The early Easter may even disrupt the routine of gardeners, who traditionally use the weekend to do jobs like getting their hanging baskets, beds and borders ready. Guy Barter, the head of Royal Horticultural Society’s gardening advice service, said it was too early this year to be putting in tender plants.”
Given that the calculations for Easter have been in force since AD325 and that such an early Easter won’t occur for another 220 years, the calls to have the system for determining Easter scrapped seem particularly weak. Arguments from the National Secular Society, the tourism industry and gardeners respectively fail to convince me otherwise: the first, being a way of further removing ‘religion’ from the calendar as well as the public spaces in line with the Society’s objectives; the second, so as to maximise profits through having a holiday later in the year so as to hopefully ensure better weather; the third, accompanied by the sound of a barrel being scraped.
What is interesting about these arguments is that they completely overlook the religious significance of Easter. The date on which Easter falls is linked to the Jewish festival of Passover (Pesach).

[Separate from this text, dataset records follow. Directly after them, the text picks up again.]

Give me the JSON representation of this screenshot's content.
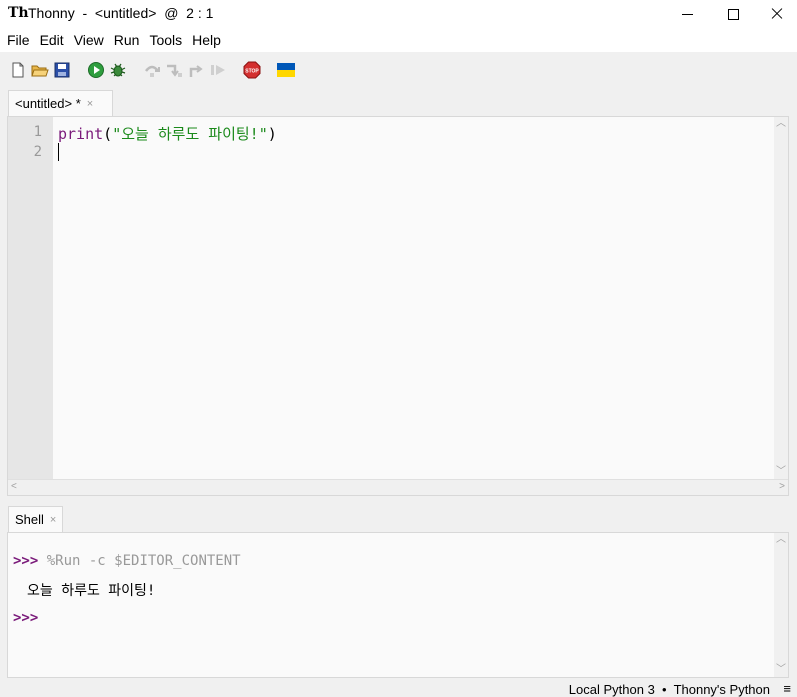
{
  "window": {
    "logo": "Th",
    "title": "Thonny  -  <untitled>  @  2 : 1",
    "controls": {
      "minimize_icon": "minimize-icon",
      "maximize_icon": "maximize-icon",
      "close_icon": "close-icon"
    }
  },
  "menu": [
    "File",
    "Edit",
    "View",
    "Run",
    "Tools",
    "Help"
  ],
  "toolbar": {
    "buttons": [
      {
        "name": "new-file",
        "icon": "new-file-icon"
      },
      {
        "name": "open-file",
        "icon": "folder-open-icon"
      },
      {
        "name": "save-file",
        "icon": "save-icon"
      },
      {
        "name": "run",
        "icon": "run-icon"
      },
      {
        "name": "debug",
        "icon": "bug-icon"
      },
      {
        "name": "step-over",
        "icon": "step-over-icon"
      },
      {
        "name": "step-into",
        "icon": "step-into-icon"
      },
      {
        "name": "step-out",
        "icon": "step-out-icon"
      },
      {
        "name": "resume",
        "icon": "resume-icon"
      },
      {
        "name": "stop",
        "icon": "stop-icon",
        "label": "STOP"
      },
      {
        "name": "ukraine-support",
        "icon": "ukraine-flag-icon"
      }
    ]
  },
  "editor": {
    "tab": {
      "label": "<untitled> *",
      "close": "×"
    },
    "line_numbers": [
      "1",
      "2"
    ],
    "code": {
      "keyword": "print",
      "open": "(",
      "string": "\"오늘 하루도 파이팅!\"",
      "close": ")"
    }
  },
  "shell": {
    "tab": {
      "label": "Shell",
      "close": "×"
    },
    "prompt": ">>>",
    "command": "%Run -c $EDITOR_CONTENT",
    "output": "오늘 하루도 파이팅!"
  },
  "status": {
    "text": "Local Python 3  •  Thonny's Python",
    "menu_glyph": "≡"
  },
  "colors": {
    "keyword": "#7a1a7a",
    "string": "#1b8a1b",
    "prompt": "#7a1a7a",
    "run_green": "#2e9e3e",
    "stop_red": "#d32f2f",
    "flag_blue": "#0057b7",
    "flag_yellow": "#ffd700"
  }
}
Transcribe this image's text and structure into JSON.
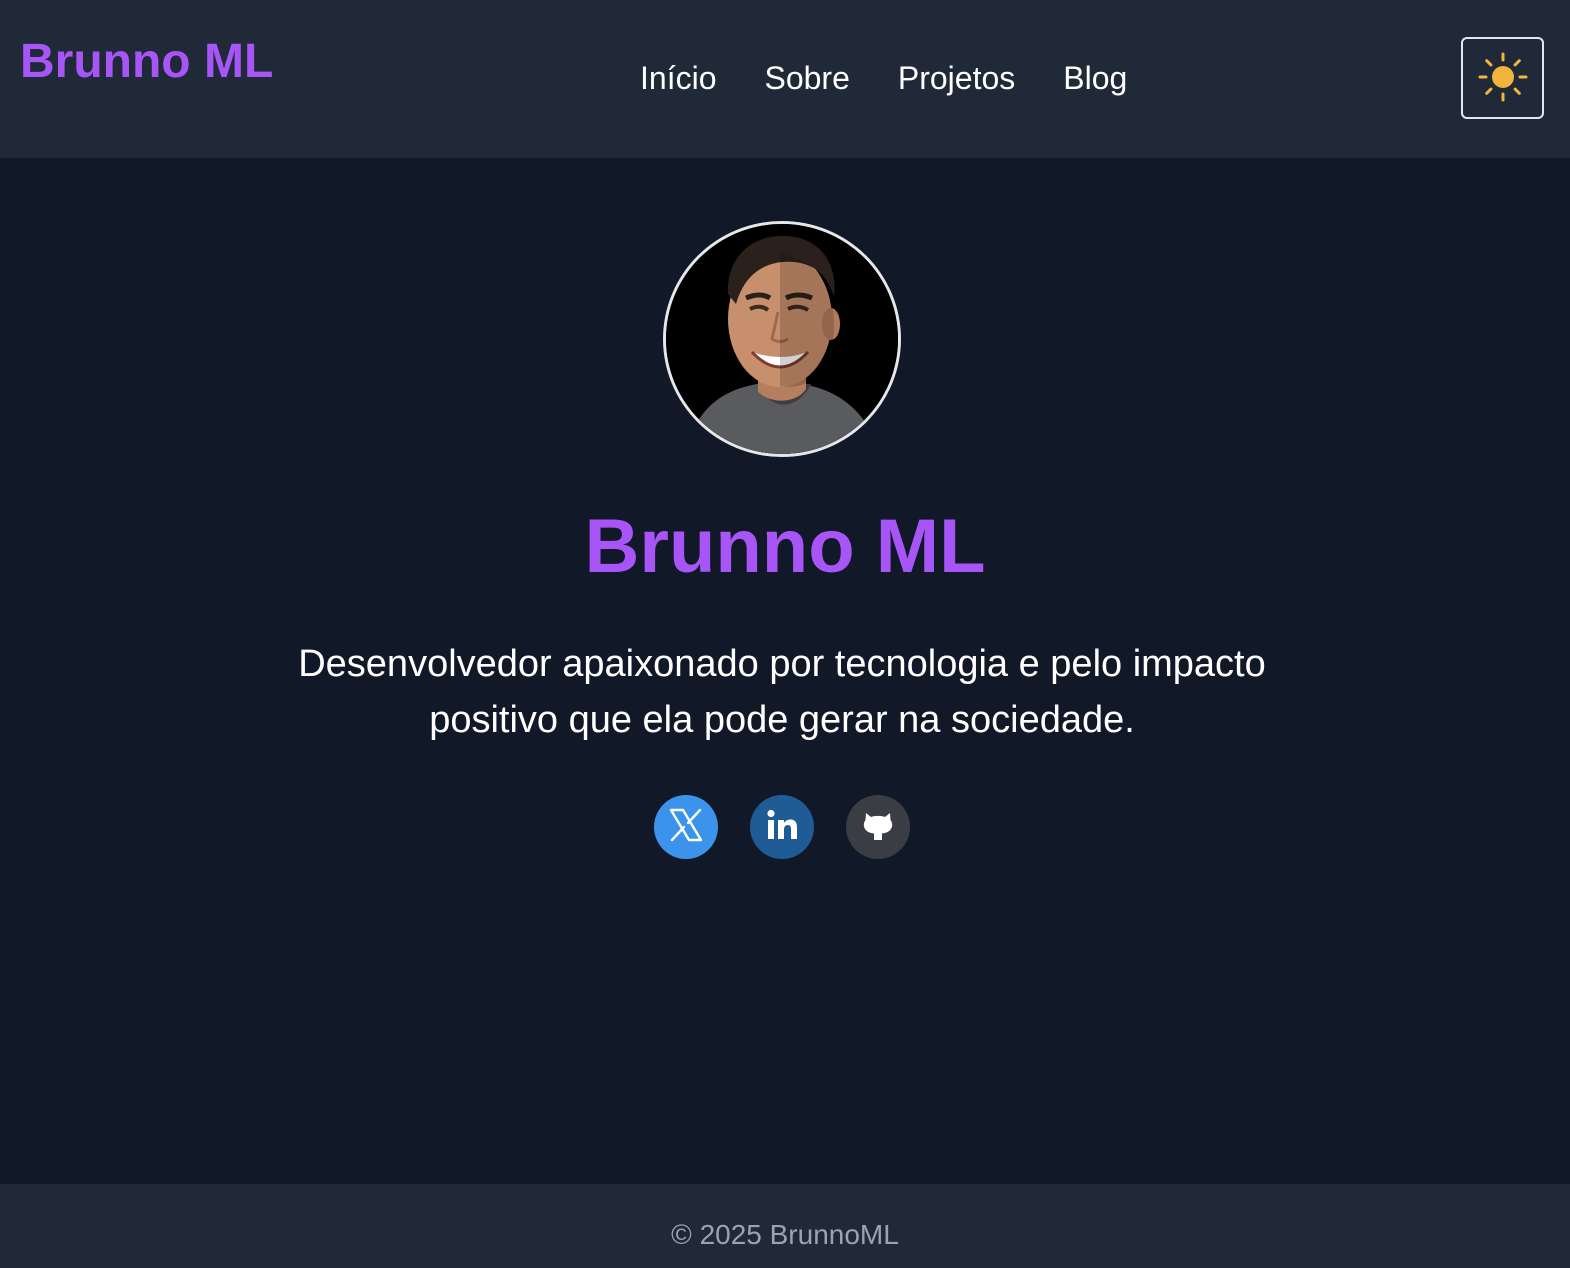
{
  "header": {
    "brand": "Brunno ML",
    "nav": [
      {
        "label": "Início"
      },
      {
        "label": "Sobre"
      },
      {
        "label": "Projetos"
      },
      {
        "label": "Blog"
      }
    ],
    "theme_toggle_icon": "sun-icon"
  },
  "hero": {
    "avatar_icon": "profile-photo",
    "name": "Brunno ML",
    "description": "Desenvolvedor apaixonado por tecnologia e pelo impacto positivo que ela pode gerar na sociedade."
  },
  "socials": [
    {
      "icon": "x-twitter-icon",
      "color": "#3b93ec"
    },
    {
      "icon": "linkedin-icon",
      "color": "#1f5c95"
    },
    {
      "icon": "github-icon",
      "color": "#3a3d43"
    }
  ],
  "footer": {
    "copyright": "© 2025 BrunnoML"
  },
  "colors": {
    "accent": "#a855f7",
    "header_bg": "#1f2937",
    "page_bg": "#111827",
    "sun": "#f2b53c"
  }
}
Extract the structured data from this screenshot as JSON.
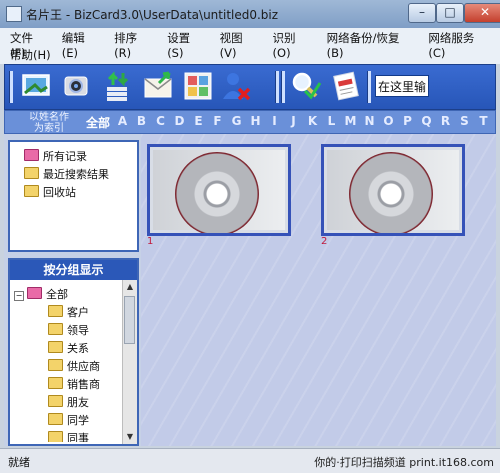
{
  "window": {
    "title": "名片王 - BizCard3.0\\UserData\\untitled0.biz",
    "minimize": "–",
    "maximize": "□",
    "close": "✕"
  },
  "menu": {
    "items": [
      "文件(F)",
      "编辑(E)",
      "排序(R)",
      "设置(S)",
      "视图(V)",
      "识别(O)",
      "网络备份/恢复(B)",
      "网络服务(C)",
      "帮助(H)"
    ]
  },
  "toolbar": {
    "buttons": [
      "scan-icon",
      "camera-icon",
      "import-export-icon",
      "mail-icon",
      "image-grid-icon",
      "delete-user-icon",
      "search-icon",
      "vcard-icon"
    ],
    "search_value": "在这里输"
  },
  "alphabet": {
    "sort_label_line1": "以姓名作",
    "sort_label_line2": "为索引",
    "all_label": "全部",
    "letters": [
      "A",
      "B",
      "C",
      "D",
      "E",
      "F",
      "G",
      "H",
      "I",
      "J",
      "K",
      "L",
      "M",
      "N",
      "O",
      "P",
      "Q",
      "R",
      "S",
      "T"
    ]
  },
  "left_top_tree": [
    {
      "label": "所有记录",
      "icon": "pink-folder-icon"
    },
    {
      "label": "最近搜索结果",
      "icon": "folder-icon"
    },
    {
      "label": "回收站",
      "icon": "folder-icon"
    }
  ],
  "groups": {
    "header": "按分组显示",
    "root": "全部",
    "items": [
      "客户",
      "领导",
      "关系",
      "供应商",
      "销售商",
      "朋友",
      "同学",
      "同事"
    ]
  },
  "cards": [
    {
      "number": "1"
    },
    {
      "number": "2"
    }
  ],
  "status": {
    "text": "就绪",
    "watermark": "你的·打印扫描频道  print.it168.com"
  }
}
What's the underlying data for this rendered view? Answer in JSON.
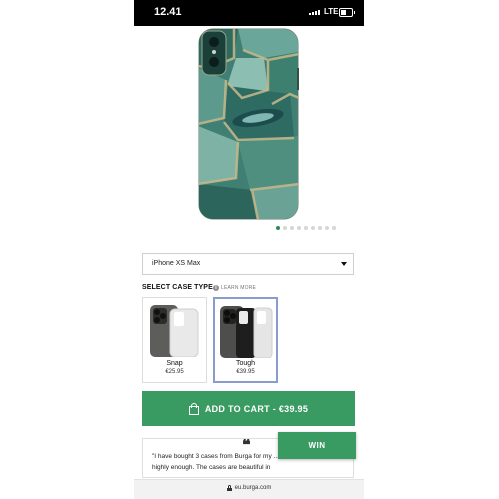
{
  "status_bar": {
    "time": "12.41",
    "network": "LTE",
    "battery_level": 0.5
  },
  "product": {
    "carousel": {
      "total": 9,
      "active": 0
    }
  },
  "model_select": {
    "value": "iPhone XS Max"
  },
  "case_type": {
    "heading": "SELECT CASE TYPE",
    "learn_more": "LEARN MORE",
    "info_glyph": "i",
    "options": [
      {
        "name": "Snap",
        "price": "€25.95",
        "selected": false
      },
      {
        "name": "Tough",
        "price": "€39.95",
        "selected": true
      }
    ]
  },
  "cart": {
    "label": "ADD TO CART  -  €39.95"
  },
  "review": {
    "quote_mark": "❝",
    "text": "\"I have bought 3 cases from Burga for my ... recommend them highly enough. The cases are beautiful in"
  },
  "win_button": {
    "label": "WIN"
  },
  "url_bar": {
    "url": "eu.burga.com"
  },
  "colors": {
    "brand_green": "#3a9b62",
    "selected_border": "#8a9ccc"
  }
}
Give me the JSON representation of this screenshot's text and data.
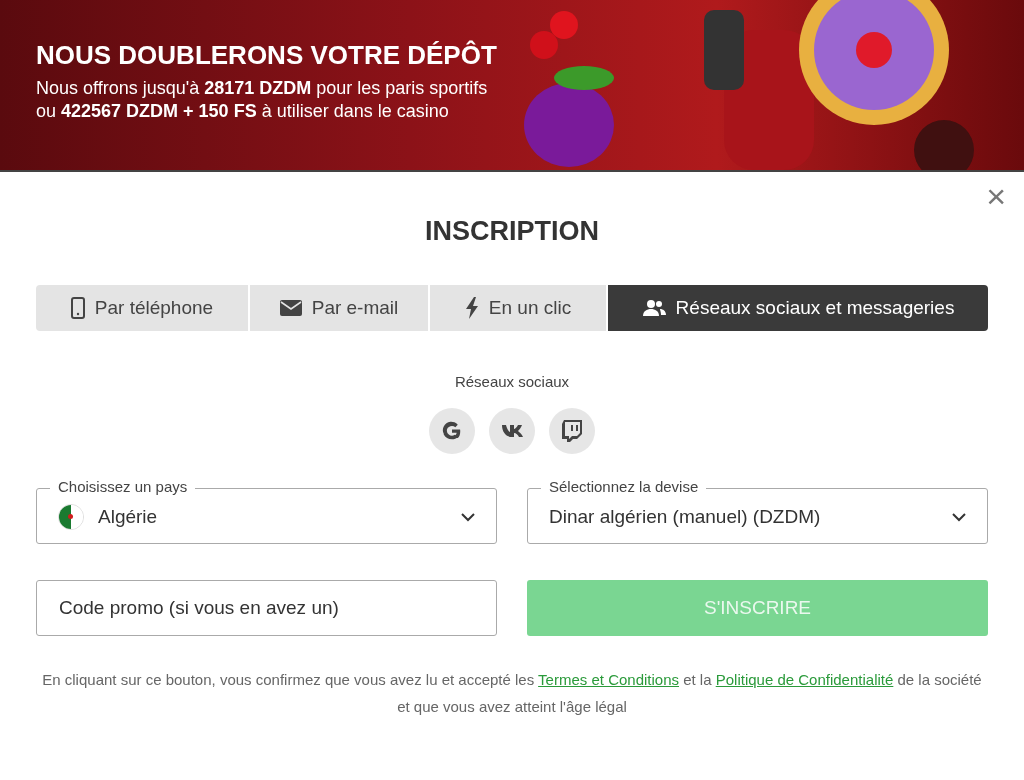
{
  "banner": {
    "title": "NOUS DOUBLERONS VOTRE DÉPÔT",
    "lines": [
      "Nous offrons jusqu'à **28171 DZDM** pour les paris sportifs",
      "ou **422567 DZDM + 150 FS** à utiliser dans le casino"
    ]
  },
  "dialog": {
    "close": "×",
    "title": "INSCRIPTION",
    "tabs": [
      {
        "kind": "phone",
        "label": "Par téléphone",
        "selected": false
      },
      {
        "kind": "mail",
        "label": "Par e-mail",
        "selected": false
      },
      {
        "kind": "bolt",
        "label": "En un clic",
        "selected": false
      },
      {
        "kind": "people",
        "label": "Réseaux sociaux et messageries",
        "selected": true
      }
    ],
    "social": {
      "label": "Réseaux sociaux",
      "buttons": [
        {
          "kind": "g"
        },
        {
          "kind": "vk"
        },
        {
          "kind": "tw"
        }
      ]
    },
    "country": {
      "label": "Choisissez un pays",
      "value": "Algérie"
    },
    "currency": {
      "label": "Sélectionnez la devise",
      "value": "Dinar algérien (manuel) (DZDM)"
    },
    "promo": {
      "placeholder": "Code promo (si vous en avez un)"
    },
    "submit": {
      "label": "S'INSCRIRE",
      "disabled": true
    },
    "legal": [
      {
        "kind": "text",
        "text": "En cliquant sur ce bouton, vous confirmez que vous avez lu et accepté les "
      },
      {
        "kind": "link",
        "text": "Termes et Conditions"
      },
      {
        "kind": "text",
        "text": " et la "
      },
      {
        "kind": "link",
        "text": "Politique de Confidentialité"
      },
      {
        "kind": "text",
        "text": " de la société et que vous avez atteint l'âge légal"
      }
    ]
  }
}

Whilst differences of opinion can be found between the Synoptic Gospels (Matthew, Mark & Luke) and the Gospel of St John about whether the Last Supper occurred before or after the Passover meal, given that the Passover is determined using the Hebrew calendar which is a lunisolar one – and so unlike the Gregorian calendar used in ‘the West’ – it would seem completely incomprehensible that a single date for Easter, as indeed it would the Passover also, be fixed. In terms of the Passover, I’m certain that such things would not even be contemplated let alone called for.
On this point, I’m glad to see that the Church of England have responded firmly and categorically to the calls for change:
A spokeswoman for the Church of England said the church felt the current arrangements for deciding the date of Easter were appropriate
Let’s hope the Church continue to hold firm on this issue and that others support them in fighting what will no doubt be a growing number of voices calling for an increasingly invisible Easter to be ‘fixed’.